€470k allocated for Teen Space Project in parks

€470k allocated for Teen Space Project in parks

By Aideen O'Flaherty

SOUTH Dublin County Council detailed their plans for designated ‘hang out’ spaces for teenagers in the county at a meeting last week, with the results of a study that was carried out by the local authority finding that teenagers feel excluded from many public places. 

The Teen Space project was prompted by repeated requests for the provision of amenities for older children and teenagers, and also because teenagers using play spaces that are for younger children sometimes led to conflict with other users of the play space.

Aerial photo

Griffeen Park, which is planned for a Teen Space 

The proposed initial projects as part of the Proposed Teenage Facility Programme 2019-2021 are to be located in Clondalkin, Lucan and Tallaght, and details about the projects were presented at Tuesday’s monthly meeting of the Rathfarnham/Templeogue-Terenure Area Committee.

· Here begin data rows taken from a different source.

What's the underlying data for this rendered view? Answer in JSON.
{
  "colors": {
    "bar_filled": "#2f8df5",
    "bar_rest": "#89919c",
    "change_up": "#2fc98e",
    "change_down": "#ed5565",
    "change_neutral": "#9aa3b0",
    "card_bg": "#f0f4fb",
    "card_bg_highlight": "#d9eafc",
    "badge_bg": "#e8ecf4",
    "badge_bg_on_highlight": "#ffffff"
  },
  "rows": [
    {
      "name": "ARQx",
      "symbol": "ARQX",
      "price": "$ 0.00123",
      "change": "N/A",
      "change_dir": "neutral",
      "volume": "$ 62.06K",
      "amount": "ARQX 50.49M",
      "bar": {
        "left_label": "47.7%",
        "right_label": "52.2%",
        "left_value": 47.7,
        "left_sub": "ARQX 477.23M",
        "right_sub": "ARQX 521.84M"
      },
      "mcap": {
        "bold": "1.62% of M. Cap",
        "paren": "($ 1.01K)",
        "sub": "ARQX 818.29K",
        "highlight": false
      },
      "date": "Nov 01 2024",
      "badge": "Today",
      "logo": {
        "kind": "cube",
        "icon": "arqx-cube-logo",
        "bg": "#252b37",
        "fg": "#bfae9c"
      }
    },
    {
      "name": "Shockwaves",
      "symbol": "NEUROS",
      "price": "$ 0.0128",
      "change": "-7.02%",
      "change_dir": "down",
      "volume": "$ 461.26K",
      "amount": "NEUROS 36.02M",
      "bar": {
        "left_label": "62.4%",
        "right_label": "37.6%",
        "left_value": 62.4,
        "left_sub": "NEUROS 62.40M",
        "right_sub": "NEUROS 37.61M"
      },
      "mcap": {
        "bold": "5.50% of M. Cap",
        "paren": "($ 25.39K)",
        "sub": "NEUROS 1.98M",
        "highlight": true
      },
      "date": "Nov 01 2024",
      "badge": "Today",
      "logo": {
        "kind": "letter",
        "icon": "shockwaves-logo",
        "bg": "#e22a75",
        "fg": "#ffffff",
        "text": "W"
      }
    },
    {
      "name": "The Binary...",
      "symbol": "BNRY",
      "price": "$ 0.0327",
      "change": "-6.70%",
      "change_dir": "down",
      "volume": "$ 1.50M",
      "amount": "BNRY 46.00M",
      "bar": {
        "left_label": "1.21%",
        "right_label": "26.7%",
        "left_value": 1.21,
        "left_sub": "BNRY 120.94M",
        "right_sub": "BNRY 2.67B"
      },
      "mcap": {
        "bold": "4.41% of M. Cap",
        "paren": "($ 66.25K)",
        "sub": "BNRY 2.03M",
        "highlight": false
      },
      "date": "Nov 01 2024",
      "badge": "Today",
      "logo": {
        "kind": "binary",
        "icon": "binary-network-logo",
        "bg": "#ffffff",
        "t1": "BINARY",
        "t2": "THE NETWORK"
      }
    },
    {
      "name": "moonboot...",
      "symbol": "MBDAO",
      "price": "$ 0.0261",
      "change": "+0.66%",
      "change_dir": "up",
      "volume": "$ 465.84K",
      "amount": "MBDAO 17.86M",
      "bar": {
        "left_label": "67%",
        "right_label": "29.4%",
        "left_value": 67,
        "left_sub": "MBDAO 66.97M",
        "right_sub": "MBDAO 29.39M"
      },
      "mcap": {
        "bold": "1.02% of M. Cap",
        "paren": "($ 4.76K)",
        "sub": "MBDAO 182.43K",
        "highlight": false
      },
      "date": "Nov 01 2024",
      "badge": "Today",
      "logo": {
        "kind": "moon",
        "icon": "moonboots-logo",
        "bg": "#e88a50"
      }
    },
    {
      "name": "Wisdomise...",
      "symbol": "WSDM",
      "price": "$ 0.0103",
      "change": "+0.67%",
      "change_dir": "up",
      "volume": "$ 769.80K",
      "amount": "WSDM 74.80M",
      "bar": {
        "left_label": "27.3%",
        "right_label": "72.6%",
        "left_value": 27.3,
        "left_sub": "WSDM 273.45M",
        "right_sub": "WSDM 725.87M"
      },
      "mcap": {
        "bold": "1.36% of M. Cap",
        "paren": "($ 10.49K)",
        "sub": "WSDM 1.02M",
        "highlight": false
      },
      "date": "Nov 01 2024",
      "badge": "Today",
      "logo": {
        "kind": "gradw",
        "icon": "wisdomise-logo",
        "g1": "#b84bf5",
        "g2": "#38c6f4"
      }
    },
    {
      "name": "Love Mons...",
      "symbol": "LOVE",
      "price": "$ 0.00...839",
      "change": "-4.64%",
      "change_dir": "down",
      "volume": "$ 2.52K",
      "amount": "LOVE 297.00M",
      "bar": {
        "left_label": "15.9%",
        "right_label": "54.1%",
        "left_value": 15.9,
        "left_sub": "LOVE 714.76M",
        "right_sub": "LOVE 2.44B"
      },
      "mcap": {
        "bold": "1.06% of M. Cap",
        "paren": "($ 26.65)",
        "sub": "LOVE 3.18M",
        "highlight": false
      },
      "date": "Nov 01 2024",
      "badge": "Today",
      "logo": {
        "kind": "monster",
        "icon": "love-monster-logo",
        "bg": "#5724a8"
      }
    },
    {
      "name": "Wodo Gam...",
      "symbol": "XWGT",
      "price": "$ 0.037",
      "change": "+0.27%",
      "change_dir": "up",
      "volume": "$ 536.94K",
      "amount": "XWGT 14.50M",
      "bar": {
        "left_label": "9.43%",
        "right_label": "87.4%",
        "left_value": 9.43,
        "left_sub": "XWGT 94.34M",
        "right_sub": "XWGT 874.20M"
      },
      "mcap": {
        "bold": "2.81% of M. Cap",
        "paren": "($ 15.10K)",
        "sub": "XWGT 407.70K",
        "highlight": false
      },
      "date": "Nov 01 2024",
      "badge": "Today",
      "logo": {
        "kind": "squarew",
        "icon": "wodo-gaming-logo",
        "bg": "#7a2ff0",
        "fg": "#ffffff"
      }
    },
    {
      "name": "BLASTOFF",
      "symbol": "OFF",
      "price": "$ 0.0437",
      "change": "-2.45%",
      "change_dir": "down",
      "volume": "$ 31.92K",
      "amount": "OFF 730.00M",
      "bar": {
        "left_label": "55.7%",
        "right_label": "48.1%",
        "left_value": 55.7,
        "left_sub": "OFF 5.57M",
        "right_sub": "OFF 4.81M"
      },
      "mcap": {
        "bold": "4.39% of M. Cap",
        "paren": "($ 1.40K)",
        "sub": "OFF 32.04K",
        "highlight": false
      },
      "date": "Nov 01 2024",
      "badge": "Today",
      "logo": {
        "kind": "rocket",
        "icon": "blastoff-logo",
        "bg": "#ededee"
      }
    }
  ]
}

It’s proposed that the Clondalkin Teen Space will be located in Collinstown Park consisting of a goal, basketball net and large play items, while in Lucan the Esker side of Griffeen Park there are plans for the provision of a tea shop/coffee pod and the enhancement of the informal ball wall meeting area.

Three locations in Tallaght have been earmarked for potential Teen Space development, including a giant bench to be used as a formal meeting area for teens in Kingswood and a multi-use games area facility in Avonbeg.

There are plans for the development of a formal play space/activity area for teenagers, with equipment designed for use by older children, in Ballycragh Park.

The cost of each of the projects is estimated as being €120,000 for the Collinstown Park project, €120,000 for the Griffeen Park project, €110,000 for the Ballycragh Park project, €40,000 for the Kingswood project, and €80,000 for the Avonbeg project, totalling €470,000 overall.

The council surveyed 458 people as part of their study, 80 per cent of whom were in the target age range of nine to 18-years-old, and found that 68 per cent of the respondents visit parks daily, and that 56 per cent of teens engage in unstructured activities, such as playing computer games, while 44 per cent of teens spent their time engaging in structure activities, like playing on a sports team.

The reasons that respondents gave for not using public facilities included feeling unsafe and unwelcome, a fear of anti-social activity and the view that the facilities are unsuitable for teens.

Over 90 per cent of the teens surveyed wanted unstructured activities, while over 60 per cent of those teens wanted a ‘hang out’ area with seating, play facilities, shelter, free wi-fi, music and toilets.

The survey found that the provision of more organised activities does not appeal to teenagers, and that hanging out is seen as a desirable activity in itself.

Only five per cent of respondents wanted more sports facilities.

Provision has been made in the council’s capital budget for the first year of a three-year delivery programme for the project.